MSNBC's Chris Hayes told viewers that sports "don't matter" and are supported by the public buying into a "collective fiction" of their worth Thursday evening.

Hayes was responding to criticism levied by former All-Pro quarterback Boomer Esiason against Mets 2nd baseman Daniel Murphy for taking paternity leave.

Joy-Ann Reid filling in for Hayes (who himself is on paternity leave) asked the All In host why sports are the "last bastion" for people to disregard personal circumstances and perform their profession.

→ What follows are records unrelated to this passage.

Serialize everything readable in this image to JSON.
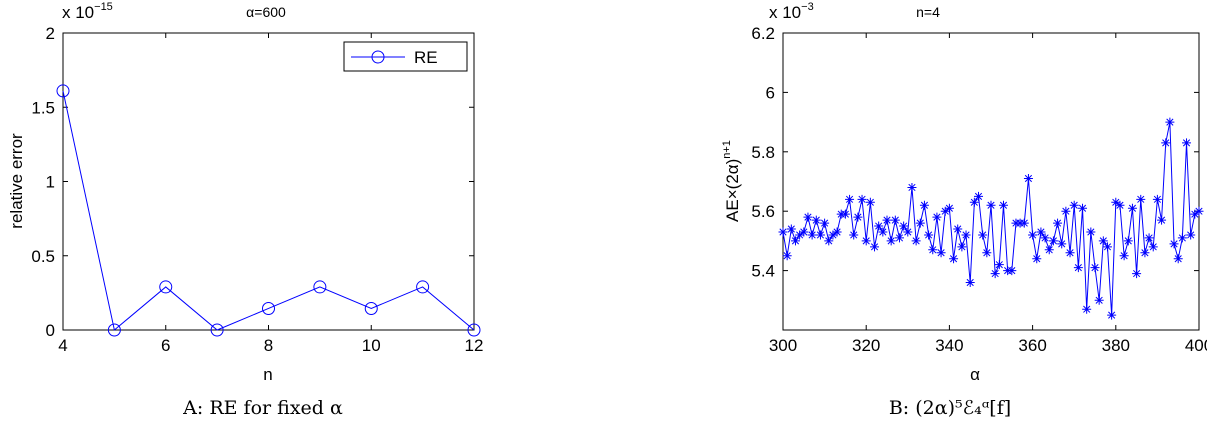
{
  "chart_data": [
    {
      "type": "line",
      "title": "α=600",
      "xlabel": "n",
      "ylabel": "relative error",
      "xlim": [
        4,
        12
      ],
      "ylim": [
        0,
        2
      ],
      "y_scale_label": "x 10",
      "y_scale_exp": "−15",
      "xticks": [
        "4",
        "6",
        "8",
        "10",
        "12"
      ],
      "yticks": [
        "0",
        "0.5",
        "1",
        "1.5",
        "2"
      ],
      "legend": {
        "label": "RE",
        "position": "top-right"
      },
      "marker": "circle",
      "color": "#0000ff",
      "series": [
        {
          "name": "RE",
          "x": [
            4,
            5,
            6,
            7,
            8,
            9,
            10,
            11,
            12
          ],
          "y": [
            1.61,
            0,
            0.29,
            0,
            0.145,
            0.29,
            0.145,
            0.29,
            0
          ]
        }
      ],
      "caption": "A:  RE for fixed α"
    },
    {
      "type": "line",
      "title": "n=4",
      "xlabel": "α",
      "ylabel": "AE×(2α)",
      "ylabel_sup": "n+1",
      "xlim": [
        300,
        400
      ],
      "ylim": [
        5.2,
        6.2
      ],
      "y_scale_label": "x 10",
      "y_scale_exp": "−3",
      "xticks": [
        "300",
        "320",
        "340",
        "360",
        "380",
        "400"
      ],
      "yticks": [
        "5.4",
        "5.6",
        "5.8",
        "6",
        "6.2"
      ],
      "marker": "asterisk",
      "color": "#0000ff",
      "series": [
        {
          "x": [
            300,
            301,
            302,
            303,
            304,
            305,
            306,
            307,
            308,
            309,
            310,
            311,
            312,
            313,
            314,
            315,
            316,
            317,
            318,
            319,
            320,
            321,
            322,
            323,
            324,
            325,
            326,
            327,
            328,
            329,
            330,
            331,
            332,
            333,
            334,
            335,
            336,
            337,
            338,
            339,
            340,
            341,
            342,
            343,
            344,
            345,
            346,
            347,
            348,
            349,
            350,
            351,
            352,
            353,
            354,
            355,
            356,
            357,
            358,
            359,
            360,
            361,
            362,
            363,
            364,
            365,
            366,
            367,
            368,
            369,
            370,
            371,
            372,
            373,
            374,
            375,
            376,
            377,
            378,
            379,
            380,
            381,
            382,
            383,
            384,
            385,
            386,
            387,
            388,
            389,
            390,
            391,
            392,
            393,
            394,
            395,
            396,
            397,
            398,
            399,
            400
          ],
          "y": [
            5.53,
            5.45,
            5.54,
            5.5,
            5.52,
            5.53,
            5.58,
            5.52,
            5.57,
            5.52,
            5.56,
            5.5,
            5.52,
            5.53,
            5.59,
            5.59,
            5.64,
            5.52,
            5.58,
            5.64,
            5.5,
            5.63,
            5.48,
            5.55,
            5.53,
            5.57,
            5.5,
            5.57,
            5.51,
            5.55,
            5.53,
            5.68,
            5.5,
            5.56,
            5.62,
            5.52,
            5.47,
            5.58,
            5.46,
            5.6,
            5.61,
            5.44,
            5.54,
            5.48,
            5.52,
            5.36,
            5.63,
            5.65,
            5.52,
            5.46,
            5.62,
            5.39,
            5.42,
            5.62,
            5.4,
            5.4,
            5.56,
            5.56,
            5.56,
            5.71,
            5.52,
            5.44,
            5.53,
            5.51,
            5.47,
            5.5,
            5.56,
            5.49,
            5.6,
            5.46,
            5.62,
            5.41,
            5.61,
            5.27,
            5.53,
            5.41,
            5.3,
            5.5,
            5.48,
            5.25,
            5.63,
            5.62,
            5.45,
            5.5,
            5.61,
            5.39,
            5.64,
            5.46,
            5.51,
            5.48,
            5.64,
            5.57,
            5.83,
            5.9,
            5.49,
            5.44,
            5.51,
            5.83,
            5.52,
            5.59,
            5.6
          ]
        }
      ],
      "caption": "B:  (2α)⁵ℰ₄ᵅ[f]"
    }
  ]
}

Hayes replied because the the athletics industry is entirely predicated on the idea that sports "matter":

JOY ANN REID: Baseball and sports are sort of the last bastion of this idea that part of being a man is also this depravation, right? You show up even if you've had somebody in your family pass away but you still show up and play the game. Your wife had a baby, you put it aside, you come and play. What is that about? Why is sports sort of the last bastion of being able to promote that openly?

CHRIS HAYES: Because the entire -- I say this as a sports fan and someone who borders on obsessive at times about my sports love. But the whole way that sports functions as the business is for everyone involved to kind of suspend disbelief and everyone collectively to create the fiction that it's important when it is not important. It just is simply not important. It doesn't matter. It does not matter if the Mets lose three games. It doesn't matter at all, in the world. Murphy's kid is going to grow up 50 years from now. How did the Mets do in the first three games of the season in the 2014? No one will know the freaking answer. I guarantee you. Okay? So the way that the business operates is for everyone to engage in the collective fiction that it does matter, and if anyone punctures that, it's massively threatening to the entire setup.

The Washington Free Beacon staff would like to kindly point to Hayes that sports matter because winning matters.

Maybe not to liberals or MSNBC, but as Vince Lombardi put it in his Number 1 Speech "it is and always has been an American zeal to be first in anything we do, and to win, and to win, and to win."